As part of his testimony, FAA Deputy Administrator Michael Whitaker told Aviation Subcommittee members that the agency had signed an agreement earlier in the week with CACI International, Inc. to evaluate the company’s UAS sensor-detection system, which, if effective, could be employed at airports. The agreement is part of the FAA’s Pathfinder program announced in May to safely expand unmanned aircraft operations in the United States. However, the FAA continues to face intense pressure after failing to meet a congressionally mandated deadline of Sept. 30, 2015, for integrating UAS into U.S. national airspace.

Airline pilots have reported sightings this year near airports ranging from Newark Liberty International to Seattle–Tacoma International. In addition, the news media has reported on numerous nonairline-related incidents, including a random UAS that landed on the White House lawn last January and a UAS that crashed in seating at the U.S Open in September. UAS have also impeded efforts to fight the recent California wildfires.

Canoll told the Aviation Subcommittee, “ALPA recognizes that UAS can allow us to perform certain tasks more efficiently and safely than conventional aircraft. We also understand the value of advancing America’s competiveness in these technologies.” But Canoll asserted, “That said, ALPA’s overarching concern is one of safety.”

New UAS Task Force to Develop Recommendations by November 20

On October 19, U.S. Department of Transportation (DOT) Secretary Anthony Foxx and FAA Administrator Michael Huerta announced the creation of a task force to develop recommendations for an unmanned aircraft system (UAS) registration process.

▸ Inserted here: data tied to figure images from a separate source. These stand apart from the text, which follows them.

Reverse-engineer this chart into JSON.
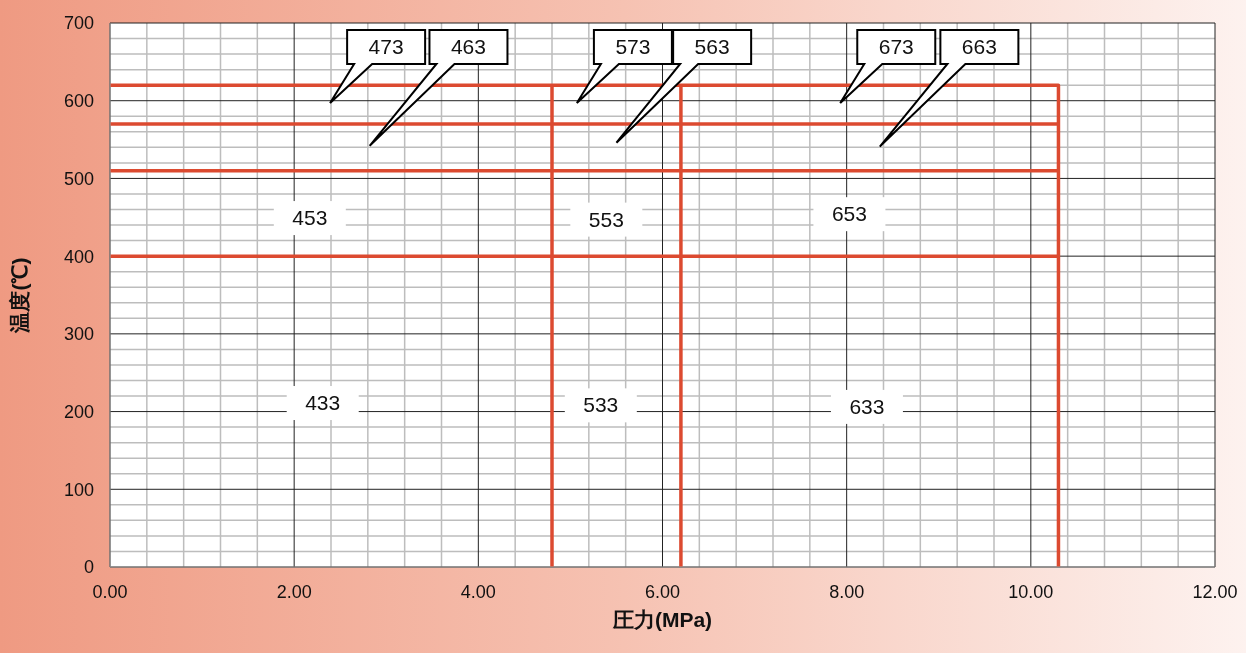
{
  "chart_data": {
    "type": "line",
    "xlabel": "圧力(MPa)",
    "ylabel": "温度(℃)",
    "xlim": [
      0,
      12
    ],
    "ylim": [
      0,
      700
    ],
    "xticks": [
      {
        "value": 0,
        "label": "0.00"
      },
      {
        "value": 0.4,
        "label": null
      },
      {
        "value": 0.8,
        "label": null
      },
      {
        "value": 1.2,
        "label": null
      },
      {
        "value": 1.6,
        "label": null
      },
      {
        "value": 2,
        "label": "2.00"
      },
      {
        "value": 2.4,
        "label": null
      },
      {
        "value": 2.8,
        "label": null
      },
      {
        "value": 3.2,
        "label": null
      },
      {
        "value": 3.6,
        "label": null
      },
      {
        "value": 4,
        "label": "4.00"
      },
      {
        "value": 4.4,
        "label": null
      },
      {
        "value": 4.8,
        "label": null
      },
      {
        "value": 5.2,
        "label": null
      },
      {
        "value": 5.6,
        "label": null
      },
      {
        "value": 6,
        "label": "6.00"
      },
      {
        "value": 6.4,
        "label": null
      },
      {
        "value": 6.8,
        "label": null
      },
      {
        "value": 7.2,
        "label": null
      },
      {
        "value": 7.6,
        "label": null
      },
      {
        "value": 8,
        "label": "8.00"
      },
      {
        "value": 8.4,
        "label": null
      },
      {
        "value": 8.8,
        "label": null
      },
      {
        "value": 9.2,
        "label": null
      },
      {
        "value": 9.6,
        "label": null
      },
      {
        "value": 10,
        "label": "10.00"
      },
      {
        "value": 10.4,
        "label": null
      },
      {
        "value": 10.8,
        "label": null
      },
      {
        "value": 11.2,
        "label": null
      },
      {
        "value": 11.6,
        "label": null
      },
      {
        "value": 12,
        "label": "12.00"
      }
    ],
    "yticks": [
      0,
      {
        "value": 20,
        "label": null
      },
      {
        "value": 40,
        "label": null
      },
      {
        "value": 60,
        "label": null
      },
      {
        "value": 80,
        "label": null
      },
      100,
      {
        "value": 120,
        "label": null
      },
      {
        "value": 140,
        "label": null
      },
      {
        "value": 160,
        "label": null
      },
      {
        "value": 180,
        "label": null
      },
      200,
      {
        "value": 220,
        "label": null
      },
      {
        "value": 240,
        "label": null
      },
      {
        "value": 260,
        "label": null
      },
      {
        "value": 280,
        "label": null
      },
      300,
      {
        "value": 320,
        "label": null
      },
      {
        "value": 340,
        "label": null
      },
      {
        "value": 360,
        "label": null
      },
      {
        "value": 380,
        "label": null
      },
      400,
      {
        "value": 420,
        "label": null
      },
      {
        "value": 440,
        "label": null
      },
      {
        "value": 460,
        "label": null
      },
      {
        "value": 480,
        "label": null
      },
      500,
      {
        "value": 520,
        "label": null
      },
      {
        "value": 540,
        "label": null
      },
      {
        "value": 560,
        "label": null
      },
      {
        "value": 580,
        "label": null
      },
      600,
      {
        "value": 620,
        "label": null
      },
      {
        "value": 640,
        "label": null
      },
      {
        "value": 660,
        "label": null
      },
      {
        "value": 680,
        "label": null
      },
      700
    ],
    "grid": true,
    "marker": "none",
    "line_style": "solid",
    "series": [
      {
        "color": "#dc4a30",
        "x": [
          0,
          10.3,
          10.3
        ],
        "values": [
          620,
          620,
          0
        ]
      },
      {
        "color": "#dc4a30",
        "x": [
          0,
          10.3
        ],
        "values": [
          570,
          570
        ]
      },
      {
        "color": "#dc4a30",
        "x": [
          0,
          10.3
        ],
        "values": [
          510,
          510
        ]
      },
      {
        "color": "#dc4a30",
        "x": [
          0,
          10.3
        ],
        "values": [
          400,
          400
        ]
      },
      {
        "color": "#dc4a30",
        "x": [
          4.8,
          4.8
        ],
        "values": [
          620,
          0
        ]
      },
      {
        "color": "#dc4a30",
        "x": [
          6.2,
          6.2
        ],
        "values": [
          620,
          0
        ]
      }
    ],
    "annotations": [
      "473",
      "463",
      "573",
      "563",
      "673",
      "663",
      "453",
      "553",
      "653",
      "433",
      "533",
      "633"
    ]
  }
}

The task force—which ALPA will be a part of—will be composed of 25 to 30 diverse representatives from the UAS and manned aviation industries, the federal government, and other stakeholders. 

The group will develop recommendations by November 20 and advise the DOT on which aircraft should be exempt from registration due to a low safety risk, including toys and certain other small UAS. The task force also will explore options for a streamlined system that would make registration less burdensome for commercial UAS operators.

“ALPA fully supports Secretary Foxx’s decision to create a task force that will recommend procedures and policy for creating a national registration database for all UAS,” said Capt. Tim Canoll, ALPA’s president. “This simple and necessary tactic will not only allow authorities to immediately identify the owner, but it will also drive home the serious nature of operating these UAS.

“The FAA’s task force is certainly a step in the right direction—but we also need timely decisions. There is an anticipated sale of one million UAS during this year’s holiday season. This news comes on the heels of hundreds of FAA reports from pilots on UAS encounters. With all of these safety concerns in mind, the Air Line Pilots Association is ready to engage in discussion with its counterparts and assist this task force in developing the procedures necessary to ensure we maintain the highest levels of safety for our aviation system.”

Next Up

As this issue went to press, Capt. Tim Canoll, ALPA’s president, was scheduled to testify on October 28 before the U.S. Senate Appropriations Subcommittee on Transportation, Housing and Urban Development, and Related Agencies regarding unmanned aircraft systems and the steps being taken to successfully integrate this new technology into the U.S. national airspace system.

This article is from the November 2015 issue of Air Line Pilot magazine, the Official Journal of the Air Line Pilots Association, International—a monthly publication for all ALPA members.